The good news is that we can have a clean slate anytime we want – we don’t need to wait for January 1. But the not-so-good news is that cleans slates are a messy business.
Over the last decade or so, we have had several friends decide the lives they were leading just weren’t satisfying. So they threw aside their friends, their wives/husbands and kids, and “started over”. Meanwhile, their spouses and children were left devastated, their friends left wondering “why?”
“I want a fresh start.” Our society allows for that answer. At times, they encourage it. Like a computer whose hard drive is wiped, we want to delete our past and move forward into a new future. Leaving the past behind, especially when that past is messy, is SO much easier than cleaning up the messes we have made.

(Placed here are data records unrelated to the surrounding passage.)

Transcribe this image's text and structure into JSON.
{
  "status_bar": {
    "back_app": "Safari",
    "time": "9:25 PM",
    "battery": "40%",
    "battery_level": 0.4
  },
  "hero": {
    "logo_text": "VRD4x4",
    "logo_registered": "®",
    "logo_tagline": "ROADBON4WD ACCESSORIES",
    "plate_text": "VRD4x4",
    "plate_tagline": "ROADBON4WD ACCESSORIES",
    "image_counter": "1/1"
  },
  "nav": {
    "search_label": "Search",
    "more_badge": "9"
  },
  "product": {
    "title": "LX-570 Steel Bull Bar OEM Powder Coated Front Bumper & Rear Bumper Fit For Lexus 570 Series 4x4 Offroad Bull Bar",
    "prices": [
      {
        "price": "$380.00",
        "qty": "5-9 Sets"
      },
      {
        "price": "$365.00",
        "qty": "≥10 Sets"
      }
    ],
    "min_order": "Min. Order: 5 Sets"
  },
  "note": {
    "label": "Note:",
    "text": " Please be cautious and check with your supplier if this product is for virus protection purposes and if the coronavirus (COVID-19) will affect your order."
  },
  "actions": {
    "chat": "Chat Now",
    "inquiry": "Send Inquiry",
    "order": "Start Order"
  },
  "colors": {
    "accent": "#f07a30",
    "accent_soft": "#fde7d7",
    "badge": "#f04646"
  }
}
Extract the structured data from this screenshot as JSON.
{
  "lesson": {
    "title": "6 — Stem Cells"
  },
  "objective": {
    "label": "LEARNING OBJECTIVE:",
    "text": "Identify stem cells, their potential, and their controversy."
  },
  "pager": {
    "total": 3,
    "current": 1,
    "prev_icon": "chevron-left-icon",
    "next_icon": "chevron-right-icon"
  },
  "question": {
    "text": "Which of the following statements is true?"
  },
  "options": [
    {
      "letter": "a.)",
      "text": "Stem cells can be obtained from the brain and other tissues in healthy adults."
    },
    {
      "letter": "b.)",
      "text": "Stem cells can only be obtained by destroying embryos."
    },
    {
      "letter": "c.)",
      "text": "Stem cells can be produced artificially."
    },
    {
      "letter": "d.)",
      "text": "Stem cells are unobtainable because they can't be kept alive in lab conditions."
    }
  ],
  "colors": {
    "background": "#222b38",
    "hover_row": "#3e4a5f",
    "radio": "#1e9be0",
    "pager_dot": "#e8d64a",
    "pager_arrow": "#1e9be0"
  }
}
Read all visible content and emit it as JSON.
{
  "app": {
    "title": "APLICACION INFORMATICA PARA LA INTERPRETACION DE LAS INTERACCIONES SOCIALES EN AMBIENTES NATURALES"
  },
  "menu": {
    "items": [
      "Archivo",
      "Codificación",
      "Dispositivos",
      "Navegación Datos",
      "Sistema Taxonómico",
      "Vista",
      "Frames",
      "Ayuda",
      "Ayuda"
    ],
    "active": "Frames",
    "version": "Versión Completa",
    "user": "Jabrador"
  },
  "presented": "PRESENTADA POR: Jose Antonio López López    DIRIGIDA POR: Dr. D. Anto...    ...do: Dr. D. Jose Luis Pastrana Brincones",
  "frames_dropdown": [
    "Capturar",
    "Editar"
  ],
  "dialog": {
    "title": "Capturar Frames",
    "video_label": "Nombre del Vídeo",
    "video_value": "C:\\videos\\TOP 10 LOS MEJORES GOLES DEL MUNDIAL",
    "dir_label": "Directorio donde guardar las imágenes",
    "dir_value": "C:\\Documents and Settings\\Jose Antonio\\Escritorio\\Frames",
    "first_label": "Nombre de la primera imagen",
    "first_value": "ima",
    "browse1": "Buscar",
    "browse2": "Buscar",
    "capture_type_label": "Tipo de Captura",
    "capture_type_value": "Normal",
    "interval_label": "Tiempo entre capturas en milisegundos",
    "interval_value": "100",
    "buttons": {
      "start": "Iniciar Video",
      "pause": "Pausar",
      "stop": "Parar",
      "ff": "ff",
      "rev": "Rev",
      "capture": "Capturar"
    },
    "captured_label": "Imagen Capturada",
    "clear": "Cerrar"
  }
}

In our 17+ years of marriage, Dave and I have had plenty of times when we’ve gotten so frustrated, so “messy,” that I’ve thought, “I’m done! This is too hard.” It seems easier to just “restart.” But we are both committed to Christ and committed to marriage, so we have cleaned up those messes we have made – through seeking forgiveness, seeking counsel, talking through hurts and regrets. And our marriage is stronger because of it.
Maybe there are major mistakes in your past – mistakes you want to bury and get as far away from as possible. Please hear me when I say those mistakes can be forgiven, but they MUST be dealt with. If they are too big for you to handle on your own, talk to a pastor or a counselor.
Maybe you have a spouse or parent who has hurt you repeatedly. You’re done. Tired of dealing with the same issues. While you can’t change someone else, you can make sure you are responding to the situation in a way that honors God. You can make sure that you are doing all you can to live at peace with that person. That means forgiving them, seeking to restore broken relationships. No one benefits from grudges held.
There are times you need to walk away from a person who refuses to change. But there is never a time when we are permitted to live in anger toward someone. Christians are told to love our enemies, to be kind to those who mistreat us, to forgive seventy times seven. That is, I know, incredibly difficult. But God knows it will make us stronger, make our relationships stronger, our churches and families stronger.
Start the New Year seeking a clean slate – but with an eraser in hand and not a trash can. Clean up those messes, restore what was broken. Don’t set aside your past – redeem it.